There are 4 ways that you can power the DE10-Nano once it is in the cabinet. The first of these is to simply use the PSU that came with the DE10-Nano and connect it to 110v / 240v as required. In this case you do not need to change anything on the PCB and leave all of the power option area blank. The power still needs to be connected as the board needs a common ground for the controls to work. It also uses 5v from the cabinet to power the Gorf lamp outputs.
The second is to use the 5v supply direct from the cabinet. To enable this simply add a solder bridge to the pad marked Direct 5v (just above the 6 pin socket). I would only do this personally for a cab that has had a switcher fitted, but if you have confidence in your PSU, then this can be done.
The third option, which I have used most, is to install a 2 amp version of the 7805 and two capacitors. I have used K7805-2000 and R-78K5.0-2.0L – the latter usually being cheaper to obtain. This generates 5V for the DE10-Nano from the cabinets 12V line.
The final option is to use a commonly available LM2596S DC Buck Converter PCB. These are frequently listed on ebay. Just make sure you line up the ins and outs accordingly. These are adjustable so make sure that you set the output voltage to 5v BEFORE connecting up the DE10-Nano. The last ones I purchased came pre-set for 9V. This also generates 5V for the DE10-Nano from the cabinets 12V line.
Completing the main PCB
Finally, if you used one of the on board power options you need to install the lead to the barrel plug. This should be centre positive. It is also the time to fit the TTL chips and the Leonardo pro that you have programmed the Daemonbytes software into.

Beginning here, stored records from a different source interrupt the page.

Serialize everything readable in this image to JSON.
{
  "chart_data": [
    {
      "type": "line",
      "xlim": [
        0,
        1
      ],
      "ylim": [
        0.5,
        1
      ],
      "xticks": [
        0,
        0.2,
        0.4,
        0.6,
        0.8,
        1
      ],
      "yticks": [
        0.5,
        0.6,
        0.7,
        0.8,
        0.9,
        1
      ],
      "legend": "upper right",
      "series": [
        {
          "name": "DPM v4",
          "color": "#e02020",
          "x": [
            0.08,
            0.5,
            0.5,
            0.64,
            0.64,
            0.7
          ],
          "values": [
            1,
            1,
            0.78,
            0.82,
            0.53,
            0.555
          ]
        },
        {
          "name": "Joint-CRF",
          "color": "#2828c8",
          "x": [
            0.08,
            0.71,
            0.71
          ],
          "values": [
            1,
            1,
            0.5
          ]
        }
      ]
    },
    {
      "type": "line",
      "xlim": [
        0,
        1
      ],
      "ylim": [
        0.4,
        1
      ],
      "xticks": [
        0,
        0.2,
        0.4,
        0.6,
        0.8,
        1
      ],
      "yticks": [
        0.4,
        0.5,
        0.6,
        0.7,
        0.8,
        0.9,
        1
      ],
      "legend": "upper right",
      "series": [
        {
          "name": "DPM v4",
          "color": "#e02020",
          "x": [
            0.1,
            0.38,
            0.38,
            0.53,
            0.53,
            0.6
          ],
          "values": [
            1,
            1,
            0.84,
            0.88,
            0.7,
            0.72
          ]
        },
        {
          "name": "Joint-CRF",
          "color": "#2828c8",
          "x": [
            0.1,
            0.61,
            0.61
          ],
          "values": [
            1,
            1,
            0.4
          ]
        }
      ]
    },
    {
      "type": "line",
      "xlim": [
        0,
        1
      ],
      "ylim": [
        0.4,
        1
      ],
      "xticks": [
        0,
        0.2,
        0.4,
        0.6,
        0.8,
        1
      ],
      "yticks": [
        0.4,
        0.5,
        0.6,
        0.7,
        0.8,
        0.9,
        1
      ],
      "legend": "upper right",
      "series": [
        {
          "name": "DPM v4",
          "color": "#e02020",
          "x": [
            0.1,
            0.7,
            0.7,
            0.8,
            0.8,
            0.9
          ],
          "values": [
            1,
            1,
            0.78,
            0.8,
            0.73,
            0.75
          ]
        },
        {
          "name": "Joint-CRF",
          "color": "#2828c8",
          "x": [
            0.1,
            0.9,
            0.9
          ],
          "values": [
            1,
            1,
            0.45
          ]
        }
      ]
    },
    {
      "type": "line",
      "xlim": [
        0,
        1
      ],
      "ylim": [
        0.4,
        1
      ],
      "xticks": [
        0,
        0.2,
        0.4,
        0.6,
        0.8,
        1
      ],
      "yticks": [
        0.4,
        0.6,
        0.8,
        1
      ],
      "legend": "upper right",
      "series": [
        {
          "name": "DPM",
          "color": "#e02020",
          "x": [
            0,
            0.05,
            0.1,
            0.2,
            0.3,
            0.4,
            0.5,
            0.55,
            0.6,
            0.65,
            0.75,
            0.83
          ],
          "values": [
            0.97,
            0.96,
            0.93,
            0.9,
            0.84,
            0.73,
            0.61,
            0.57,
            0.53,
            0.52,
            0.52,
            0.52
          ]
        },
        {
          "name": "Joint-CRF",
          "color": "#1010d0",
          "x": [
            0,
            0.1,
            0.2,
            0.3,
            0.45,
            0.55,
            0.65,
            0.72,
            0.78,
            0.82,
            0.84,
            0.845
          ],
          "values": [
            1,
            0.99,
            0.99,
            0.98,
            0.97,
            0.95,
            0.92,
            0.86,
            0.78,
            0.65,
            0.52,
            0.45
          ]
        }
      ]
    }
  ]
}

Here are two completed boards, the one on the left is for Gorf and the one on the right is for Wizard of Wor. You can see the difference in which areas have been populated.
RGB Interface PCB
This is the easy one, it simply converts the 6 pin IDC extension from the main PCB to the normal 9 pin connector used as the output from the Astrocade RGB PCB. You just need to solder a 6 pin IDC socket and some long pins. The section on the right is to generate a composite signal for use on a black and white monitor in some Space Zap cabinets.
Before connecting everything up I always perform a few checks to make sure I haven’t made any mistakes and that the important bits are working as expected. Apart from the 5v line to the barrel plug, there should be no way that power can pass from the interface PCB to the DE10-Nano, so I check that this is the case.
Connecting just the power block from the cabinet I power it up. Using a logic probe, I check all 40 pins of the IDC socket to make sure that nothing has power applied to it, everything should be floating or GND.
Then I check the power out on the barrel plug (if you are using the on-board regulation or direct DC option) with a meter. This should measure 5v centre positive.